If your dog is scared of the water, try setting up a playdate with a friend’s water-loving dog who can show your pooch how fun the water can be.
Swimming is easy on the joints, which is especially beneficial for seniors and dogs with mobility issues. Give an extra boost of joint support with PetHonesty’s Advanced Hip and Joint Chews or Senior Hemp Mobility Chews.
Those who live or vacation near the ocean should be wary of any strong currents or riptides, which can be dangerous for even the strongest swimmer.
Additionally, be aware of any safety hazards in and around the water. This could include other sea creatures such as stinging jellyfish, or toxic items that could make your dog sick if ingested such as washed-up fish, or contaminated palm oil discarded by large ships.
Be sure to provide plenty of fresh water to keep your furry pal hydrated; you don’t want him drinking salty seawater!
If you or one of your neighbors has a backyard pool, be sure you have a fence or other barrier which will keep your dog out of the water during unsupervised, non-swim times. You’ll also want a sturdy cover in case he tries walking across the area.
Make sure your dog knows how to get in and out of the pool on his own, whether it’s by using a ladder or steps. If you’re not physically in the water with your dog, at least stay by the exit so he can find his way out. A worn out dog is at a higher risk of drowning, so offer plenty of breaks while he’s still going strong.
As with saltwater, discourage your dog from drinking chlorinated pool water. Make sure he has plenty of shade and water so he can rest and stay hydrated after his swim session.
Even if you’re just using a small kiddy pool, you can enhance its safety by adding a rubber mat to the bottom to make it less slippery.
River and Lake Safety
Even if you’re just planning to stay on a boat or fishing dock, it’s a good idea to provide your dog with a canine life jacket just in case. If something happens and he ends up falling in, he’ll be able to stay afloat even if he’s too stressed to swim.
Avoid areas with lots of blue-green algae, as this can make your dog sick if ingested. If you’re splashing around in a river, make sure that the current isn’t too strong and the rocks aren’t too slippery.
General Water Safety Tips
No matter which body of water you’re enjoying with your dog, keep the following general water safety tips in mind:
Make sure your dog knows basic commands such as “come” and “leave it” before you explore unfamiliar terrain to prevent him from wandering off too far or eating a gross and/or toxic item he’s discovered.

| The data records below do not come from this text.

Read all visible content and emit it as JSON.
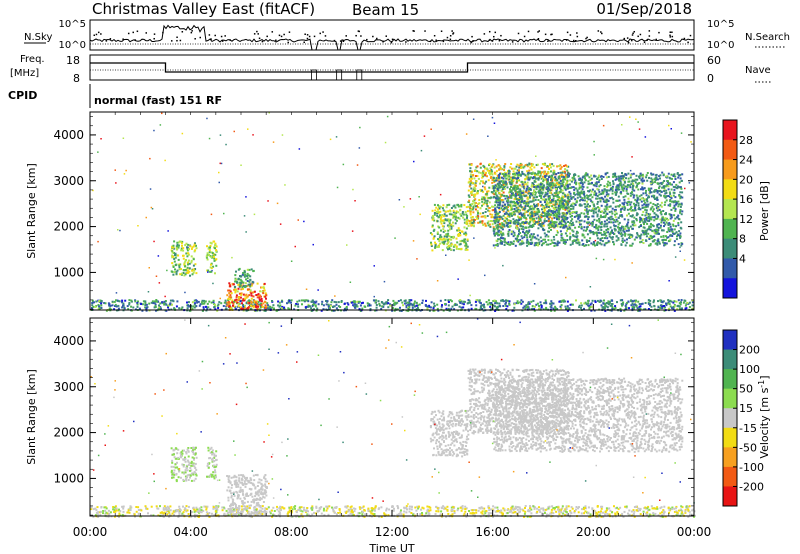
{
  "header": {
    "site": "Christmas Valley East (fitACF)",
    "beam": "Beam 15",
    "date": "01/Sep/2018",
    "mode": "normal (fast) 151 RF"
  },
  "strips": {
    "nsky_label": "N.Sky",
    "nsky_ticks": [
      "10^5",
      "10^0"
    ],
    "nsearch_label": "N.Search",
    "nsearch_ticks": [
      "10^5",
      "10^0"
    ],
    "freq_label_1": "Freq.",
    "freq_label_2": "[MHz]",
    "freq_ticks": [
      "18",
      "8"
    ],
    "nave_label": "Nave",
    "nave_ticks": [
      "60",
      "0"
    ],
    "cpid_label": "CPID"
  },
  "axes": {
    "ylabel": "Slant Range [km]",
    "yticks": [
      1000,
      2000,
      3000,
      4000
    ],
    "xlabel": "Time UT",
    "xticks": [
      "00:00",
      "04:00",
      "08:00",
      "12:00",
      "16:00",
      "20:00",
      "00:00"
    ]
  },
  "power_colorbar": {
    "label": "Power [dB]",
    "ticks": [
      "28",
      "24",
      "20",
      "16",
      "12",
      "8",
      "4"
    ],
    "colors": [
      "#e8141e",
      "#f25a14",
      "#f79b1c",
      "#f2dc14",
      "#b4e650",
      "#50b450",
      "#3c8c78",
      "#325aaa",
      "#1414dc"
    ]
  },
  "velocity_colorbar": {
    "label": "Velocity [m s^-1]",
    "ticks": [
      "200",
      "100",
      "50",
      "15",
      "-15",
      "-50",
      "-100",
      "-200"
    ],
    "colors": [
      "#2030c0",
      "#3c8c78",
      "#50b450",
      "#8cdc50",
      "#c8c8c8",
      "#f2dc14",
      "#f7a020",
      "#f25a14",
      "#e81414"
    ]
  },
  "chart_data": [
    {
      "type": "heatmap",
      "name": "power",
      "x_range_hours": [
        0,
        24
      ],
      "y_range_km": [
        180,
        4500
      ],
      "colorbar_range_db": [
        0,
        30
      ],
      "echo_regions": [
        {
          "t0": 0.0,
          "t1": 24.0,
          "r0": 180,
          "r1": 420,
          "v0": 2,
          "v1": 14
        },
        {
          "t0": 3.2,
          "t1": 4.2,
          "r0": 950,
          "r1": 1700,
          "v0": 8,
          "v1": 20
        },
        {
          "t0": 4.6,
          "t1": 5.0,
          "r0": 1000,
          "r1": 1700,
          "v0": 10,
          "v1": 20
        },
        {
          "t0": 5.4,
          "t1": 7.0,
          "r0": 200,
          "r1": 800,
          "v0": 16,
          "v1": 30
        },
        {
          "t0": 5.7,
          "t1": 6.5,
          "r0": 700,
          "r1": 1100,
          "v0": 6,
          "v1": 14
        },
        {
          "t0": 13.5,
          "t1": 15.0,
          "r0": 1500,
          "r1": 2500,
          "v0": 8,
          "v1": 20
        },
        {
          "t0": 15.0,
          "t1": 19.0,
          "r0": 2000,
          "r1": 3400,
          "v0": 8,
          "v1": 24
        },
        {
          "t0": 16.0,
          "t1": 23.5,
          "r0": 1600,
          "r1": 3200,
          "v0": 4,
          "v1": 14
        }
      ]
    },
    {
      "type": "heatmap",
      "name": "velocity",
      "x_range_hours": [
        0,
        24
      ],
      "y_range_km": [
        180,
        4500
      ],
      "colorbar_range": [
        -250,
        250
      ],
      "echo_regions": [
        {
          "t0": 0.0,
          "t1": 24.0,
          "r0": 180,
          "r1": 420,
          "v0": -60,
          "v1": 40
        },
        {
          "t0": 3.2,
          "t1": 4.2,
          "r0": 950,
          "r1": 1700,
          "v0": -20,
          "v1": 60
        },
        {
          "t0": 4.6,
          "t1": 5.0,
          "r0": 1000,
          "r1": 1700,
          "v0": -20,
          "v1": 60
        },
        {
          "t0": 5.4,
          "t1": 7.0,
          "r0": 200,
          "r1": 1100,
          "v0": -15,
          "v1": 15
        },
        {
          "t0": 13.5,
          "t1": 15.0,
          "r0": 1500,
          "r1": 2500,
          "v0": -15,
          "v1": 15
        },
        {
          "t0": 15.0,
          "t1": 19.0,
          "r0": 2000,
          "r1": 3400,
          "v0": -15,
          "v1": 15
        },
        {
          "t0": 16.0,
          "t1": 23.5,
          "r0": 1600,
          "r1": 3200,
          "v0": -15,
          "v1": 15
        }
      ]
    }
  ]
}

Make sure the temperature of the water is appropriate. If it’s too cold for you, it’s likely too cold for your dog. Swimming in water that’s too cold could lead to hypothermia or “swimmer’s tail,” a condition where the tail droops and stops wagging. Talk to your vet if you see signs of shivering or a motionless tail after swimming.

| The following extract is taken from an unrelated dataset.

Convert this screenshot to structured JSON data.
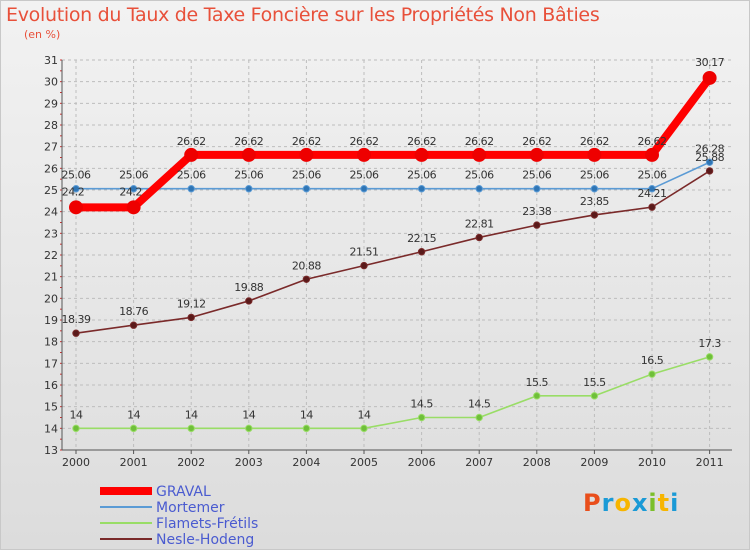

Rinse off your dog after your water excursion. Seawater minerals, salt, chlorine, algae, and other foreign bodies can irritate the skin and damage the coat.
After rinsing your dog, thoroughly dry his ears to prevent ear infections.

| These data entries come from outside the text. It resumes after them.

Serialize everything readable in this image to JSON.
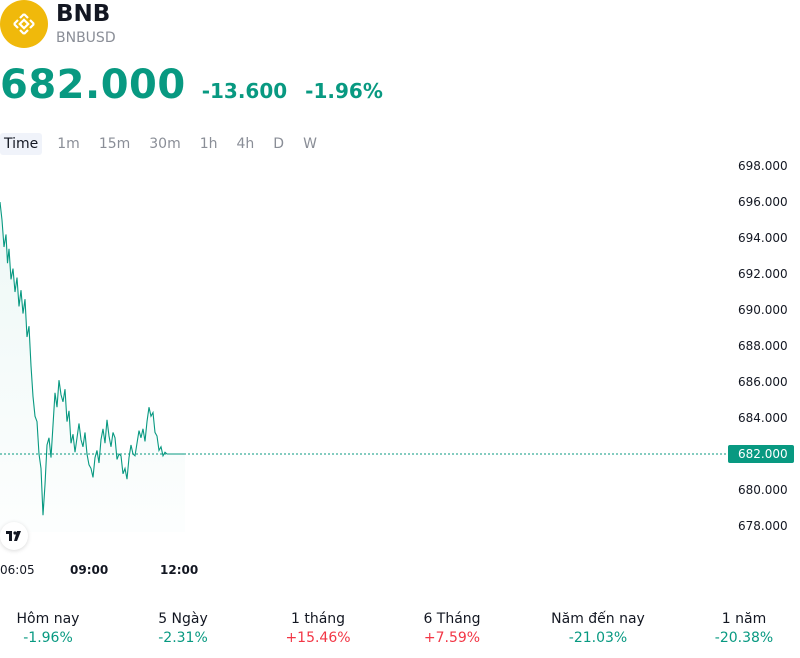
{
  "header": {
    "symbol": "BNB",
    "ticker": "BNBUSD",
    "logo_icon": "bnb-logo-icon",
    "brand_color": "#F0B90B"
  },
  "quote": {
    "price": "682.000",
    "change": "-13.600",
    "change_pct": "-1.96%",
    "color": "#089981"
  },
  "intervals": [
    {
      "label": "Time",
      "active": true
    },
    {
      "label": "1m",
      "active": false
    },
    {
      "label": "15m",
      "active": false
    },
    {
      "label": "30m",
      "active": false
    },
    {
      "label": "1h",
      "active": false
    },
    {
      "label": "4h",
      "active": false
    },
    {
      "label": "D",
      "active": false
    },
    {
      "label": "W",
      "active": false
    }
  ],
  "chart_data": {
    "type": "area",
    "y_tick_labels": [
      "698.000",
      "696.000",
      "694.000",
      "692.000",
      "690.000",
      "688.000",
      "686.000",
      "684.000",
      "682.000",
      "680.000",
      "678.000"
    ],
    "y_ticks": [
      698,
      696,
      694,
      692,
      690,
      688,
      686,
      684,
      682,
      680,
      678
    ],
    "ylim": [
      677.5,
      698.3
    ],
    "x_tick_labels": [
      "06:05",
      "09:00",
      "12:00"
    ],
    "current_price": 682.0,
    "current_price_label": "682.000",
    "line_color": "#089981",
    "x_minutes": [
      0,
      4,
      8,
      12,
      15,
      18,
      22,
      26,
      30,
      34,
      38,
      42,
      46,
      50,
      54,
      58,
      62,
      66,
      70,
      74,
      78,
      82,
      86,
      90,
      94,
      98,
      102,
      106,
      110,
      114,
      118,
      122,
      126,
      130,
      134,
      138,
      142,
      146,
      150,
      154,
      158,
      162,
      166,
      170,
      174,
      178,
      182,
      186,
      190,
      194,
      198,
      202,
      206,
      210,
      214,
      218,
      222,
      226,
      230,
      234,
      238,
      242,
      246,
      250,
      254,
      258,
      262,
      266,
      270,
      274,
      278,
      282,
      286,
      290,
      294,
      298,
      302,
      306,
      310,
      314,
      318,
      322,
      326,
      330,
      334,
      338,
      342,
      346,
      350,
      354,
      358,
      362,
      366,
      370
    ],
    "values": [
      696.0,
      695.0,
      693.5,
      694.2,
      692.6,
      693.4,
      691.7,
      692.3,
      691.0,
      691.8,
      690.2,
      691.1,
      689.8,
      690.6,
      688.5,
      689.1,
      686.9,
      685.2,
      684.1,
      683.8,
      682.0,
      681.2,
      678.6,
      680.3,
      682.5,
      682.9,
      681.8,
      683.6,
      685.4,
      684.6,
      686.1,
      685.3,
      684.9,
      685.6,
      683.8,
      684.4,
      682.6,
      683.1,
      682.1,
      682.9,
      683.7,
      682.8,
      682.4,
      683.2,
      682.0,
      681.4,
      681.2,
      680.7,
      681.8,
      682.2,
      681.5,
      682.8,
      683.4,
      682.6,
      683.9,
      683.0,
      682.4,
      683.2,
      682.9,
      681.7,
      682.0,
      681.9,
      680.9,
      681.2,
      680.6,
      681.8,
      682.5,
      682.0,
      681.9,
      682.6,
      683.3,
      682.9,
      683.4,
      682.7,
      683.8,
      684.6,
      684.1,
      684.3,
      683.2,
      683.0,
      682.2,
      682.4,
      681.9,
      682.1,
      682.0,
      682.0,
      682.0,
      682.0,
      682.0,
      682.0,
      682.0,
      682.0,
      682.0,
      682.0
    ]
  },
  "performance": [
    {
      "label": "Hôm nay",
      "value": "-1.96%",
      "trend": "neg"
    },
    {
      "label": "5 Ngày",
      "value": "-2.31%",
      "trend": "neg"
    },
    {
      "label": "1 tháng",
      "value": "+15.46%",
      "trend": "pos"
    },
    {
      "label": "6 Tháng",
      "value": "+7.59%",
      "trend": "pos"
    },
    {
      "label": "Năm đến nay",
      "value": "-21.03%",
      "trend": "neg"
    },
    {
      "label": "1 năm",
      "value": "-20.38%",
      "trend": "neg"
    }
  ]
}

Never leave your dog unsupervised in the water.
Be aware of any hazards in and around the water, such as fishing hooks or other creatures.
Keep swim sessions short (10 minutes or so) and offer plenty of breaks in between to avoid wearing out your dog too much. This can also prevent him from swallowing too much water.
Another way to prevent your pooch from swallowing too much water is to avoid throwing large toys into the water that would cause him to gulp water upon retrieval.